Être d’abord des «friends makers»
Les chiffres d’X et HEC font bien sûr rêver toutes les institutions d’enseignement supérieur. Surtout s’ils imaginent un jour pouvoir se comparer aux grandes institutions américaines comme Stanford qui, pour la première fois en 2012, a dépassé le milliard d’euros de dons.
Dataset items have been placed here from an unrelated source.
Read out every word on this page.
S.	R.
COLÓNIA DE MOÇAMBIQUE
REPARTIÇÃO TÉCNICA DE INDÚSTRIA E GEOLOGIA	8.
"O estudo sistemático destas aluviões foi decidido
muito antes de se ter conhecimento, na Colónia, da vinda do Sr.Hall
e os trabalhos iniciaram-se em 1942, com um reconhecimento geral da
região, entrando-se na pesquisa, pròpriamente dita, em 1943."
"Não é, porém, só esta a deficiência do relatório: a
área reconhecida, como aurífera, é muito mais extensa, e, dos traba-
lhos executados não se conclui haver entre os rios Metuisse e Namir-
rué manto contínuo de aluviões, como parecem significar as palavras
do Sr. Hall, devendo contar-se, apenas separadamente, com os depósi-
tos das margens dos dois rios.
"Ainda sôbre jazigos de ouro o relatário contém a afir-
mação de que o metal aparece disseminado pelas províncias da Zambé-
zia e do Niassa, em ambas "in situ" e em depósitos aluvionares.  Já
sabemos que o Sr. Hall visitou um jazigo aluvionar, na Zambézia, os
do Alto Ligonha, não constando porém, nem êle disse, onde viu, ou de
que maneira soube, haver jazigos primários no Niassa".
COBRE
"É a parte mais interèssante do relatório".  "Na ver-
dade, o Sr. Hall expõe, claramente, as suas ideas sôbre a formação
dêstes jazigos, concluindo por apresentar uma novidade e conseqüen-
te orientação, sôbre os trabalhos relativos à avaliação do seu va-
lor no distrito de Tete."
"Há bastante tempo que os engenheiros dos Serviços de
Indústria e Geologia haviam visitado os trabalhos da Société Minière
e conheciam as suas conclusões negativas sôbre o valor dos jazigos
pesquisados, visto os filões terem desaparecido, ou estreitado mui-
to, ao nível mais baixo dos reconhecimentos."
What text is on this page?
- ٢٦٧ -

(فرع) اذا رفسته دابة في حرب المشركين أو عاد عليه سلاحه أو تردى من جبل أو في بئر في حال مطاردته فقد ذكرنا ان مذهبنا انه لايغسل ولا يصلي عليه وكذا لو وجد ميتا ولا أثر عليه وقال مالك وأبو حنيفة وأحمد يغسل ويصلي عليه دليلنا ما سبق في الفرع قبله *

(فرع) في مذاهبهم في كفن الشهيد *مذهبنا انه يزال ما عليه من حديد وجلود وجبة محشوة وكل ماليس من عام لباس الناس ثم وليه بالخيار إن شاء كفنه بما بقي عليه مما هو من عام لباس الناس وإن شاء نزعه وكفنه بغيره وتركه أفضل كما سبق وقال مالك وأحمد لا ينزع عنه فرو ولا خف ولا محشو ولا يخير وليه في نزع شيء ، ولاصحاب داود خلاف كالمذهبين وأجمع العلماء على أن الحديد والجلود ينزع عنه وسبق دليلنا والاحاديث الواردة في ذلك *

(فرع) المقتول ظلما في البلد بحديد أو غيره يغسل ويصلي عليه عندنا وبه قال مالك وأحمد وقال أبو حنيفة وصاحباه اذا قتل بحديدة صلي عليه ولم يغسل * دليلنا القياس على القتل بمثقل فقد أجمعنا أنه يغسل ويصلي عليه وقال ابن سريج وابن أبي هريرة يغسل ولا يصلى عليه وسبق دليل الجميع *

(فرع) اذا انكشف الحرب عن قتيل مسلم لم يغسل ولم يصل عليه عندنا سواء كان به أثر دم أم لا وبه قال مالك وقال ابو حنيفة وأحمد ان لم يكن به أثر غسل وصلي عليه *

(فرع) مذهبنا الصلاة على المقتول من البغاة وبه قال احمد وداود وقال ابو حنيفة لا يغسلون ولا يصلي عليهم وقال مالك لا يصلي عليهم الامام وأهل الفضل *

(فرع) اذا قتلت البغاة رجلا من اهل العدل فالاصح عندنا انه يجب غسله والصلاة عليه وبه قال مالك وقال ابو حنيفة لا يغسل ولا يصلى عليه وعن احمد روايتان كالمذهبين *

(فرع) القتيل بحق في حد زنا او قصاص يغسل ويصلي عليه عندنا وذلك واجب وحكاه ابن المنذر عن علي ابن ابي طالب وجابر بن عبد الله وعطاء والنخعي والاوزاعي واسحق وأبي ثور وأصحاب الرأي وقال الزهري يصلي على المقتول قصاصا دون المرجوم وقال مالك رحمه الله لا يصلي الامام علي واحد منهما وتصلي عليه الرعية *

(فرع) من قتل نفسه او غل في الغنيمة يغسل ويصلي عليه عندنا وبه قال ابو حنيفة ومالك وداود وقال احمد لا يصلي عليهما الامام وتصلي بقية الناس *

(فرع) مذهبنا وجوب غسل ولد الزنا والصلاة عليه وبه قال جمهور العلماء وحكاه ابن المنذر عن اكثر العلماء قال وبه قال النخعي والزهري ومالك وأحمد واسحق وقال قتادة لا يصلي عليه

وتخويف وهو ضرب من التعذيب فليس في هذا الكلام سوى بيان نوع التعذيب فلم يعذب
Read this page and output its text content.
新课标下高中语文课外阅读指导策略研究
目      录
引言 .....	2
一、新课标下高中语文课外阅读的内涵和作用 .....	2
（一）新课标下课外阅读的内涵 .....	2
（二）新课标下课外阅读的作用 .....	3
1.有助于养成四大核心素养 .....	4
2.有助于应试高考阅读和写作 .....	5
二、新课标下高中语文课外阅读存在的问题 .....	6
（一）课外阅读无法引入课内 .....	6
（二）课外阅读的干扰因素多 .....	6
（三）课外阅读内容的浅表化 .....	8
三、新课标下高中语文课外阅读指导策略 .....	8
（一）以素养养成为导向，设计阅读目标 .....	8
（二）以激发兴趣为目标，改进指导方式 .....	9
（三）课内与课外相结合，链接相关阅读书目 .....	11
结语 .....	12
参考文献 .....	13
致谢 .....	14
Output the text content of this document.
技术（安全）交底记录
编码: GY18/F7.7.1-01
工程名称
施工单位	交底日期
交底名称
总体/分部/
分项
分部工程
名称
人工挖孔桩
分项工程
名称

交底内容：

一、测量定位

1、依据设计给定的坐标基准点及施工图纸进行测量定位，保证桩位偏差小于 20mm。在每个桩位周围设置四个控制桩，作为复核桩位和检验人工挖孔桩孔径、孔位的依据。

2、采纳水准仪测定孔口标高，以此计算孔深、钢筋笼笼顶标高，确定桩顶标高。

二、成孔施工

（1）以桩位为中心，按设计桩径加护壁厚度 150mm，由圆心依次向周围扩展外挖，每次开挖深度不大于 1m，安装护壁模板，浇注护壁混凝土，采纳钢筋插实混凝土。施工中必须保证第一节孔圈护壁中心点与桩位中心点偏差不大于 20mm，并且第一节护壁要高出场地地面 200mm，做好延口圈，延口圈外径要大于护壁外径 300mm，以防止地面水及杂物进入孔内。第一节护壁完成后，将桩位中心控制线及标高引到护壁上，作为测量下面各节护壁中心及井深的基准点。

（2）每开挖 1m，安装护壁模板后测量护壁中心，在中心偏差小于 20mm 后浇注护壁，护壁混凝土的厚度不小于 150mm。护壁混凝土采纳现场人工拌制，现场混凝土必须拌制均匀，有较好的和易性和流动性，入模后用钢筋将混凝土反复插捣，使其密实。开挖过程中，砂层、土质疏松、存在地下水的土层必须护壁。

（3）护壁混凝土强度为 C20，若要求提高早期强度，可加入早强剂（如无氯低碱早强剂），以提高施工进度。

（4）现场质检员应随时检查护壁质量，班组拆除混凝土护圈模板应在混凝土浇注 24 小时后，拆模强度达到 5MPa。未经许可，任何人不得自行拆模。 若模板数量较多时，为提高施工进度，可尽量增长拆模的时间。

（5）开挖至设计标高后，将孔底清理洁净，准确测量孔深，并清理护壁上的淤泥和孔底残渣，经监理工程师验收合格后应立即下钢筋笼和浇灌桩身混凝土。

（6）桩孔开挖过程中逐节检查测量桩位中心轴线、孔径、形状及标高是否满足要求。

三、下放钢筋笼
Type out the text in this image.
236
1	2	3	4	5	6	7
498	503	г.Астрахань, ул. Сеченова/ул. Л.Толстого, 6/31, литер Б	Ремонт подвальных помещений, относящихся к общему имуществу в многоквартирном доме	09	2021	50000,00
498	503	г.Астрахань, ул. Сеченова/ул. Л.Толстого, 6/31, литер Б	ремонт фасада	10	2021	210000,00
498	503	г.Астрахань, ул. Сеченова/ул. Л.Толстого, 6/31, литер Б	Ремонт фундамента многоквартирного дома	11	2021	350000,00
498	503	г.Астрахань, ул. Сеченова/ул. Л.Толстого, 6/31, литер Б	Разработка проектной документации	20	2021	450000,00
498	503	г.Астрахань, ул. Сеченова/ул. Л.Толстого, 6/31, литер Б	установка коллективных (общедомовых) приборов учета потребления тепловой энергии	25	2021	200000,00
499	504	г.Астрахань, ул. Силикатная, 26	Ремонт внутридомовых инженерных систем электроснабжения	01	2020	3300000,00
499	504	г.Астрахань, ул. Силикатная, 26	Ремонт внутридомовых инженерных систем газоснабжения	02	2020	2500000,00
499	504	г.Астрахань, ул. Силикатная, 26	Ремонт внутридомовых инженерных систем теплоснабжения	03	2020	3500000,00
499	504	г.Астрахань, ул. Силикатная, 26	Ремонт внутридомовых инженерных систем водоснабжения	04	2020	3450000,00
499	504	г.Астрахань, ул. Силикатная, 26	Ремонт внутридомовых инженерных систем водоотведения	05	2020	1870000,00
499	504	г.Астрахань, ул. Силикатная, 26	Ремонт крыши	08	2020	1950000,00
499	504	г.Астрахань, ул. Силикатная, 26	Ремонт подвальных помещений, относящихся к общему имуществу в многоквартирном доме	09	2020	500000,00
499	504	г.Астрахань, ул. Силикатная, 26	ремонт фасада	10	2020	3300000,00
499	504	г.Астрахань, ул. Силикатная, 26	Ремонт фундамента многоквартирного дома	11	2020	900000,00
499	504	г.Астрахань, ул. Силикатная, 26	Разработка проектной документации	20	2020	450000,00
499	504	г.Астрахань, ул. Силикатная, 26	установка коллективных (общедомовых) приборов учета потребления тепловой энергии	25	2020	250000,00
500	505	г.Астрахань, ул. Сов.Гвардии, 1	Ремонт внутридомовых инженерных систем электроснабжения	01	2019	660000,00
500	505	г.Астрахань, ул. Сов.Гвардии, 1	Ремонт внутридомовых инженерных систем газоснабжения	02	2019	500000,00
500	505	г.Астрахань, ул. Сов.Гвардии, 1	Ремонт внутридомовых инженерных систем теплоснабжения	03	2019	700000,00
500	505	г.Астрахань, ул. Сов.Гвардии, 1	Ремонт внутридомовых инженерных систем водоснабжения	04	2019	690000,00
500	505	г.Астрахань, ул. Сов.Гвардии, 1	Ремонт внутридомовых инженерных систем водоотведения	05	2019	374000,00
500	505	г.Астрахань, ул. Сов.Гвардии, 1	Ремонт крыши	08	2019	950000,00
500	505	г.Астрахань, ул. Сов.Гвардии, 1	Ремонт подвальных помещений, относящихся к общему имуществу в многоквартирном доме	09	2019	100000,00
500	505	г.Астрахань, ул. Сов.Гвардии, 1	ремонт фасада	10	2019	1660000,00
Mais elles sont d’abord obligé de constater que la générosité des anciens, hors les deux grands exemples cités précédemment qui sont de toute façon loin de ce qu’on peut voir outre-Atlantique, est loin d’être équivalente en France.
Directeur du développement de l’Ecole Centrale Paris, Gilles Gleyze en faisait récemment le constat sur son blog Educpros: les alumni sont pour la plupart très détachés de leur école et, avant de faire du fundraising, il convient d’abord de faire du «friend raising». C’est-à-dire d’offrir des services et de créer des événements afin de faire naître des communautés avant de leur demander de mettre la main à la poche.
La concurrence des réseaux sociaux
Les associations d’anciens se doivent d’autant plus d’être dynamiques qu’elles subissent de plein fouet la concurrence des réseaux sociaux. «Avant l’avènement des réseaux sociaux les associations de diplômés étaient votre point de focalisation et de rencontre. Maintenant vous préférez vous organiser entre vous au travers de réseaux sociaux privés ou de groupes sur des réseaux publics», écrivait la semaine dernière à ses anciens Denis Lapert, l’ancien directeur de Télécom EM, sur son blog. HEC Alumni a ainsi implanté sur son propre site certaines des fonctionnalités des réseaux tout en prenant bien soin de faire vivre des groupes sur Linkedin ou Twitter.
Plus que jamais utiles à des établissements d’enseignement supérieur en mal de financements, les alumni doivent être de plus en plus choyés et motivés. Le développement de formations qui leur sont spécifiquement destiné peut dans cette optique être autant un relais de croissance que de fidélisation.